Selecting a Workspace Model: Multi-Tenant or Per-Customer
When building a SaaS product on Databricks, one of the most critical architectural decisions is whether to deploy a workspace per customer or share a single workspace across multiple customers. This page provides guidance on the key factors to consider when making this decision.
Key Factors
Section titled “Key Factors”Complexity
Section titled “Complexity”The complexity of your SaaS offering is often the primary driver in workspace model selection.

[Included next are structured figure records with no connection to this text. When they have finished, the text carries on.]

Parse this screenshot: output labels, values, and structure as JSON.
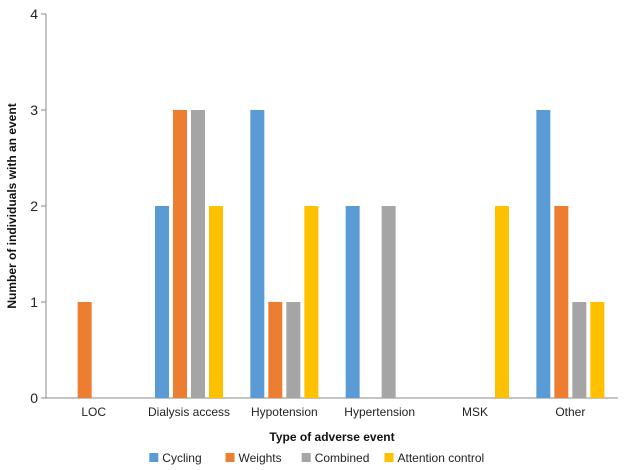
{
  "chart_data": {
    "type": "bar",
    "title": "",
    "xlabel": "Type of adverse event",
    "ylabel": "Number of individuals with an event",
    "categories": [
      "LOC",
      "Dialysis access",
      "Hypotension",
      "Hypertension",
      "MSK",
      "Other"
    ],
    "series": [
      {
        "name": "Cycling",
        "color": "#5B9BD5",
        "values": [
          0,
          2,
          3,
          2,
          0,
          3
        ]
      },
      {
        "name": "Weights",
        "color": "#ED7D31",
        "values": [
          1,
          3,
          1,
          0,
          0,
          2
        ]
      },
      {
        "name": "Combined",
        "color": "#A5A5A5",
        "values": [
          0,
          3,
          1,
          2,
          0,
          1
        ]
      },
      {
        "name": "Attention control",
        "color": "#FFC000",
        "values": [
          0,
          2,
          2,
          0,
          2,
          1
        ]
      }
    ],
    "ylim": [
      0,
      4
    ],
    "yticks": [
      0,
      1,
      2,
      3,
      4
    ],
    "grid": false,
    "legend_position": "bottom"
  }
}
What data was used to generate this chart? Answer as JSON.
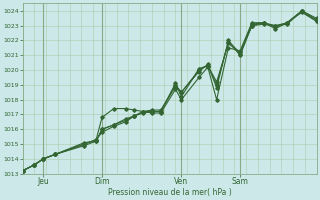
{
  "title": "",
  "xlabel": "Pression niveau de la mer( hPa )",
  "bg_color": "#cce8e8",
  "grid_color_minor": "#aaccaa",
  "grid_color_major": "#88aa88",
  "line_color": "#336633",
  "ylim": [
    1013,
    1024.5
  ],
  "yticks": [
    1013,
    1014,
    1015,
    1016,
    1017,
    1018,
    1019,
    1020,
    1021,
    1022,
    1023,
    1024
  ],
  "xlim": [
    0,
    1.0
  ],
  "day_labels": [
    "Jeu",
    "Dim",
    "Ven",
    "Sam"
  ],
  "day_positions": [
    0.07,
    0.27,
    0.54,
    0.74
  ],
  "major_vlines": [
    0.07,
    0.27,
    0.54,
    0.74
  ],
  "lines": [
    {
      "x": [
        0.0,
        0.04,
        0.07,
        0.11,
        0.21,
        0.25,
        0.27,
        0.31,
        0.35,
        0.38,
        0.41,
        0.44,
        0.47,
        0.52,
        0.54,
        0.6,
        0.63,
        0.66,
        0.7,
        0.74,
        0.78,
        0.82,
        0.86,
        0.9,
        0.95,
        1.0
      ],
      "y": [
        1013.2,
        1013.6,
        1014.0,
        1014.3,
        1014.9,
        1015.2,
        1016.0,
        1016.3,
        1016.6,
        1016.9,
        1017.2,
        1017.2,
        1017.2,
        1019.0,
        1018.5,
        1020.0,
        1020.3,
        1019.0,
        1021.9,
        1021.0,
        1023.0,
        1023.2,
        1022.8,
        1023.2,
        1024.0,
        1023.5
      ]
    },
    {
      "x": [
        0.0,
        0.04,
        0.07,
        0.11,
        0.21,
        0.25,
        0.27,
        0.31,
        0.35,
        0.38,
        0.41,
        0.44,
        0.47,
        0.52,
        0.54,
        0.6,
        0.63,
        0.66,
        0.7,
        0.74,
        0.78,
        0.82,
        0.86,
        0.9,
        0.95,
        1.0
      ],
      "y": [
        1013.2,
        1013.6,
        1014.0,
        1014.3,
        1015.0,
        1015.3,
        1015.8,
        1016.2,
        1016.5,
        1016.9,
        1017.2,
        1017.1,
        1017.1,
        1018.7,
        1018.0,
        1019.5,
        1020.2,
        1018.0,
        1021.5,
        1021.3,
        1023.2,
        1023.2,
        1022.9,
        1023.2,
        1023.9,
        1023.3
      ]
    },
    {
      "x": [
        0.0,
        0.04,
        0.07,
        0.11,
        0.21,
        0.25,
        0.27,
        0.31,
        0.35,
        0.38,
        0.41,
        0.44,
        0.47,
        0.52,
        0.54,
        0.6,
        0.63,
        0.66,
        0.7,
        0.74,
        0.78,
        0.82,
        0.86,
        0.9,
        0.95,
        1.0
      ],
      "y": [
        1013.2,
        1013.6,
        1014.0,
        1014.3,
        1015.0,
        1015.3,
        1016.8,
        1017.4,
        1017.4,
        1017.3,
        1017.2,
        1017.3,
        1017.3,
        1018.9,
        1018.5,
        1019.9,
        1020.4,
        1018.8,
        1022.0,
        1021.1,
        1023.1,
        1023.2,
        1023.0,
        1023.2,
        1024.0,
        1023.4
      ]
    },
    {
      "x": [
        0.0,
        0.04,
        0.07,
        0.11,
        0.21,
        0.25,
        0.27,
        0.31,
        0.35,
        0.38,
        0.41,
        0.44,
        0.47,
        0.52,
        0.54,
        0.6,
        0.63,
        0.66,
        0.7,
        0.74,
        0.78,
        0.82,
        0.86,
        0.9,
        0.95,
        1.0
      ],
      "y": [
        1013.2,
        1013.6,
        1014.0,
        1014.3,
        1015.1,
        1015.2,
        1016.0,
        1016.3,
        1016.7,
        1016.9,
        1017.1,
        1017.2,
        1017.2,
        1019.1,
        1018.2,
        1020.1,
        1020.3,
        1019.2,
        1021.8,
        1021.2,
        1023.0,
        1023.1,
        1023.0,
        1023.1,
        1024.0,
        1023.3
      ]
    }
  ]
}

Consider the following dimensions:
- Data access patterns: Read-only use cases are simpler to implement in a multi-tenant model, while read/write capabilities may benefit from per-customer isolation.

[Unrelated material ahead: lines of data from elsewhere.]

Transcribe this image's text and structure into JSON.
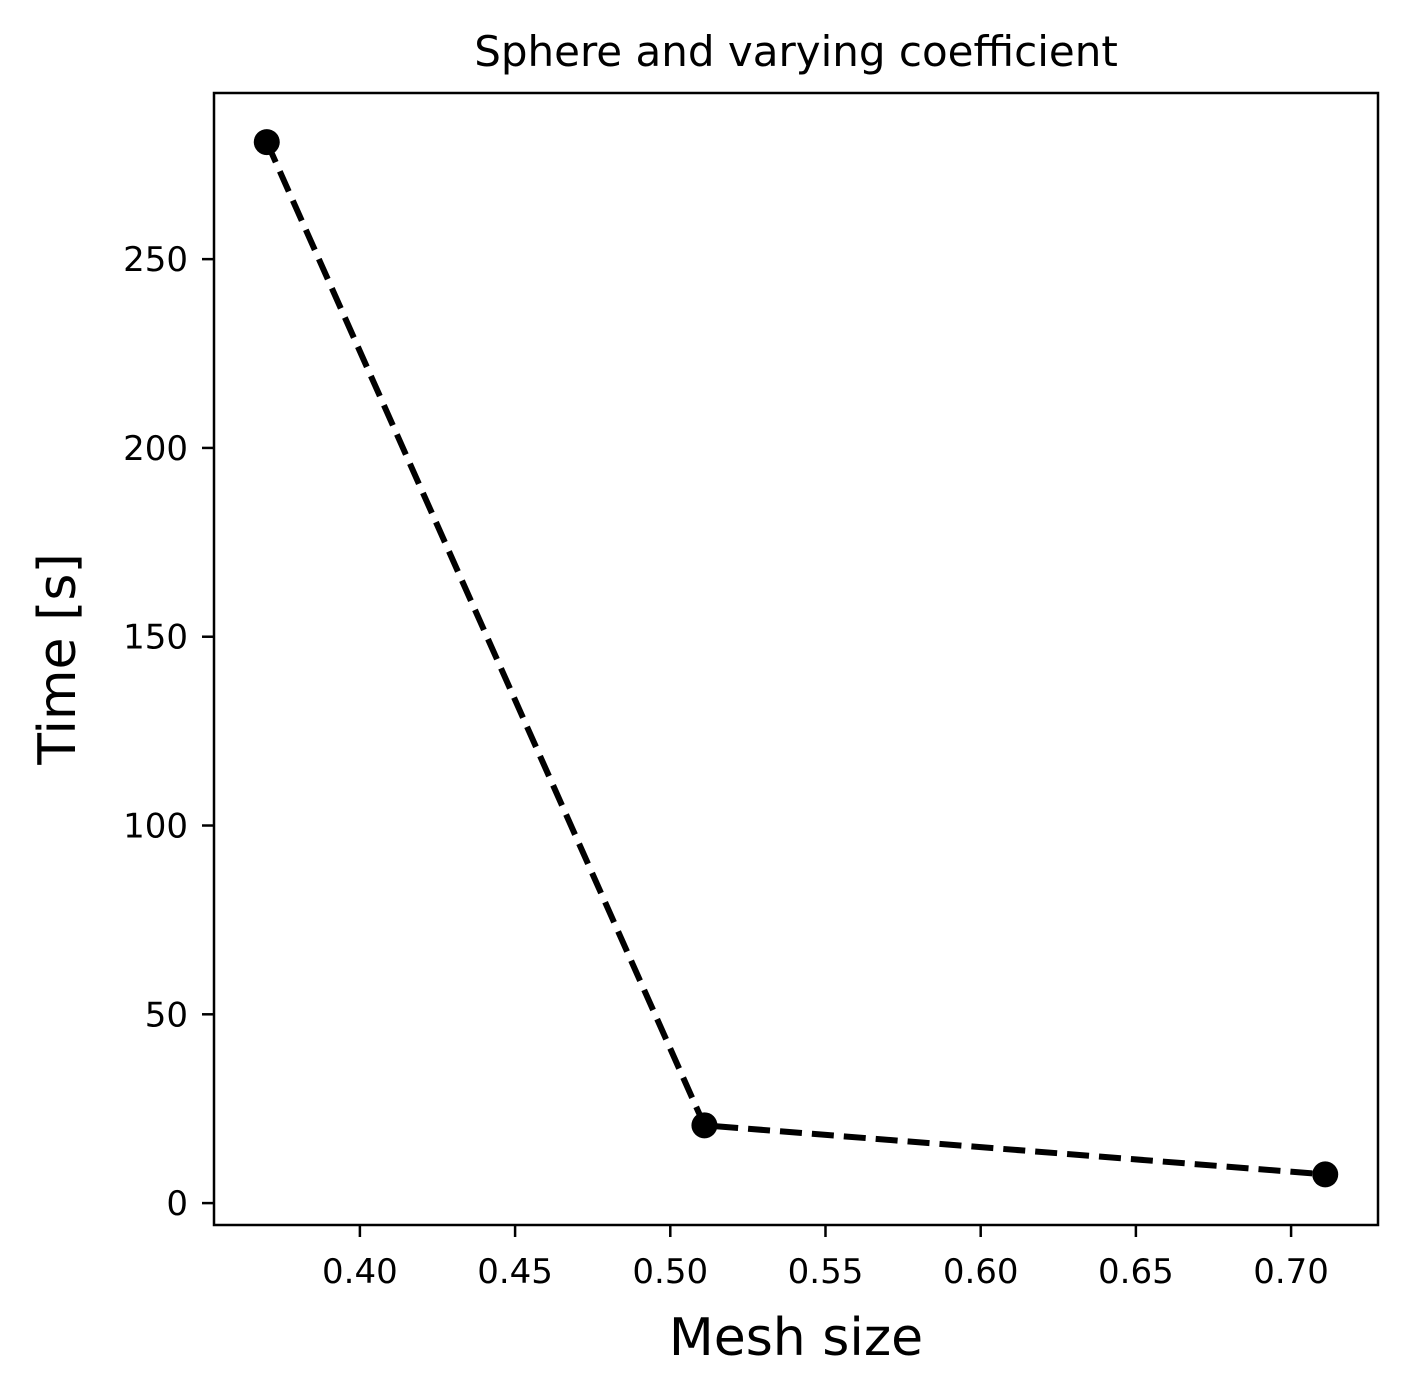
{
  "chart_data": {
    "type": "line",
    "title": "Sphere and varying coefficient",
    "xlabel": "Mesh size",
    "ylabel": "Time [s]",
    "xlim": [
      0.353,
      0.728
    ],
    "ylim": [
      -5.8,
      294
    ],
    "xticks": [
      0.4,
      0.45,
      0.5,
      0.55,
      0.6,
      0.65,
      0.7
    ],
    "xtick_labels": [
      "0.40",
      "0.45",
      "0.50",
      "0.55",
      "0.60",
      "0.65",
      "0.70"
    ],
    "yticks": [
      0,
      50,
      100,
      150,
      200,
      250
    ],
    "ytick_labels": [
      "0",
      "50",
      "100",
      "150",
      "200",
      "250"
    ],
    "grid": false,
    "series": [
      {
        "x": [
          0.37,
          0.511,
          0.711
        ],
        "y": [
          281,
          20.6,
          7.6
        ],
        "line_style": "dashed",
        "marker": "circle",
        "color": "#000000"
      }
    ]
  }
}
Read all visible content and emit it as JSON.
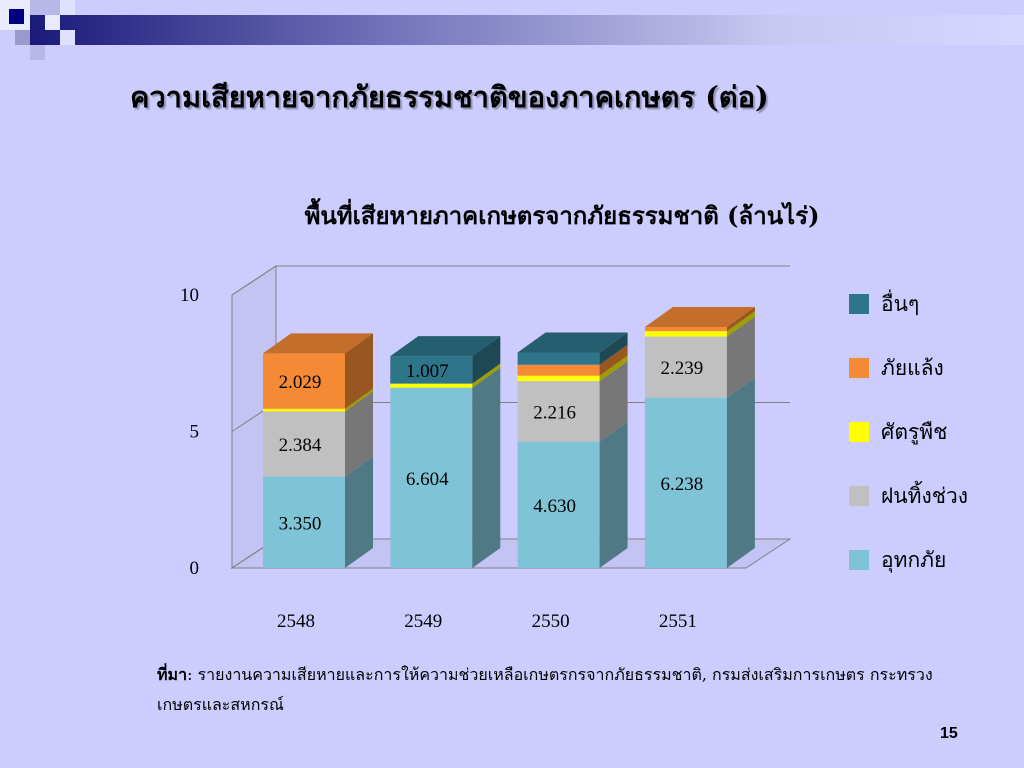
{
  "slide": {
    "title": "ความเสียหายจากภัยธรรมชาติของภาคเกษตร (ต่อ)",
    "source_label": "ที่มา",
    "source_text": ": รายงานความเสียหายและการให้ความช่วยเหลือเกษตรกรจากภัยธรรมชาติ, กรมส่งเสริมการเกษตร กระทรวงเกษตรและสหกรณ์",
    "page_number": "15"
  },
  "chart_data": {
    "type": "bar",
    "stacked": true,
    "three_d": true,
    "title": "พื้นที่เสียหายภาคเกษตรจากภัยธรรมชาติ (ล้านไร่)",
    "categories": [
      "2548",
      "2549",
      "2550",
      "2551"
    ],
    "ylim": [
      0,
      10
    ],
    "yticks": [
      "0",
      "5",
      "10"
    ],
    "grid": true,
    "legend_position": "right",
    "series": [
      {
        "name": "อุทกภัย",
        "color": "#7fc4d6",
        "values": [
          3.35,
          6.604,
          4.63,
          6.238
        ],
        "labels": [
          "3.350",
          "6.604",
          "4.630",
          "6.238"
        ]
      },
      {
        "name": "ฝนทิ้งช่วง",
        "color": "#c0c0c0",
        "values": [
          2.384,
          0.0,
          2.216,
          2.239
        ],
        "labels": [
          "2.384",
          "",
          "2.216",
          "2.239"
        ]
      },
      {
        "name": "ศัตรูพืช",
        "color": "#ffff00",
        "values": [
          0.1,
          0.15,
          0.2,
          0.2
        ],
        "labels": [
          "",
          "",
          "",
          ""
        ]
      },
      {
        "name": "ภัยแล้ง",
        "color": "#f58a36",
        "values": [
          2.029,
          0.0,
          0.4,
          0.15
        ],
        "labels": [
          "2.029",
          "",
          "",
          ""
        ]
      },
      {
        "name": "อื่นๆ",
        "color": "#2e7589",
        "values": [
          0.0,
          1.007,
          0.45,
          0.0
        ],
        "labels": [
          "",
          "1.007",
          "",
          ""
        ]
      }
    ]
  }
}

- Data ownership: Serving data to customers is straightforward in either model, but Bring-Your-Own-Data (BYOD) scenarios require a workspace per customer.
- Analytical sophistication: Simple dashboards can work well in multi-tenant environments. More advanced capabilities like notebooks, SQL access, or machine learning workloads may warrant per-customer workspaces.
- Customization requirements: Customer-specific configurations, pipelines, or permissions are easier to manage with dedicated workspaces.
Both models can scale effectively, but they have different upper bounds:
| Model | Scale |
|---|---|
| Workspace per customer | Hundreds of customers |
| Multi-tenant | Thousands of customers |
Choose your model based on your expected customer count and growth trajectory.
Databricks does not charge for workspace deployment. Depending on your cloud provider and workspace type (classic versus serverless), there may be some cloud costs associated with networking, but these are typically nominal.
You can leverage economies of scale by placing multiple customers on shared compute resources. However, this approach involves trade-offs:
- Cost attribution: Currently tracked at the compute level, which requires compute to be deployed at the appropriate level of granularity (shared, customer-specific, or line-of-business).
- Isolation: Shared compute reduces isolation between customers.
Evaluate whether the cost savings from shared compute justify the added complexity of cost attribution and reduced isolation.
Bring Your Own Data (BYOD)
Section titled “Bring Your Own Data (BYOD)”If your SaaS product requires customers to bring their own data, a workspace per customer is required. This is because:
- Customer Managed Keys are configured at the workspace level.
- Data governance and access controls are simpler to implement with dedicated workspaces.
Operational Overhead
Section titled “Operational Overhead”Operational overhead is largely the same across both models when best practices are followed. The key principle is automation:
- All operational tasks should be automated regardless of workspace model.
- Manual workspace maintenance is strongly discouraged in either approach.
- Databricks provides full support for infrastructure-as-code tools including Terraform and Databricks Asset Bundles.
With proper automation in place, managing hundreds of per-customer workspaces is not significantly more complex than managing a single multi-tenant workspace.
Governance and Isolation
Section titled “Governance and Isolation”Governance is achievable in both models, but the approach differs significantly:
- Workspace-as-boundary: Provides low-risk governance by default. Each workspace has its own catalog mappings and workspace-level identities, making it easier to enforce per-customer permissions, lineage separation, and catalog visibility.
- Shared workspace: Requires high-precision, policy-driven governance. You must implement fine-grained access control, column/row masking, and careful data isolation across catalogs and schemas.
Unity Catalog makes multi-workspace governance possible without duplication, allowing you to centralize governance while maintaining workspace-level boundaries.
Workspace-catalog binding provides a mechanism for controlling which catalogs are accessible from which workspaces. For detailed information, see the Databricks documentation.
Reliability
Section titled “Reliability”Workspaces act as natural failure and resource boundaries. In per-customer workspaces, one customer’s workload cannot exhaust job service capacity or impact the performance of others. In shared workspaces, consider implementing cluster policies and resource quotas to manage contention and ensure consistent performance across customers.
Limits
Section titled “Limits”Be aware that different limits apply at different levels of the Databricks architecture:
- Metastore level: Some limits, such as Unity Catalog limits, are enforced at the metastore level and apply across all workspaces.
- Workspace level: Other limits are enforced per workspace.
Review the relevant limits for your expected usage patterns when selecting a workspace model.
Summary
Section titled “Summary”| Factor | Multi-Tenant | Per-Customer |
|---|---|---|
| Best for scale | Thousands of customers | Hundreds of customers |
| BYOD support | No | Yes |
| Customer Managed Keys | Not supported | Supported |
| Complexity | Lower for simple use cases | Better for complex requirements |
| Cost attribution | Requires careful compute design | Simpler at workspace level |
Choose the model that best aligns with your product requirements, customer expectations, and operational capabilities. In many cases, a hybrid approach may be appropriate, where different customer tiers receive different workspace models based on their needs.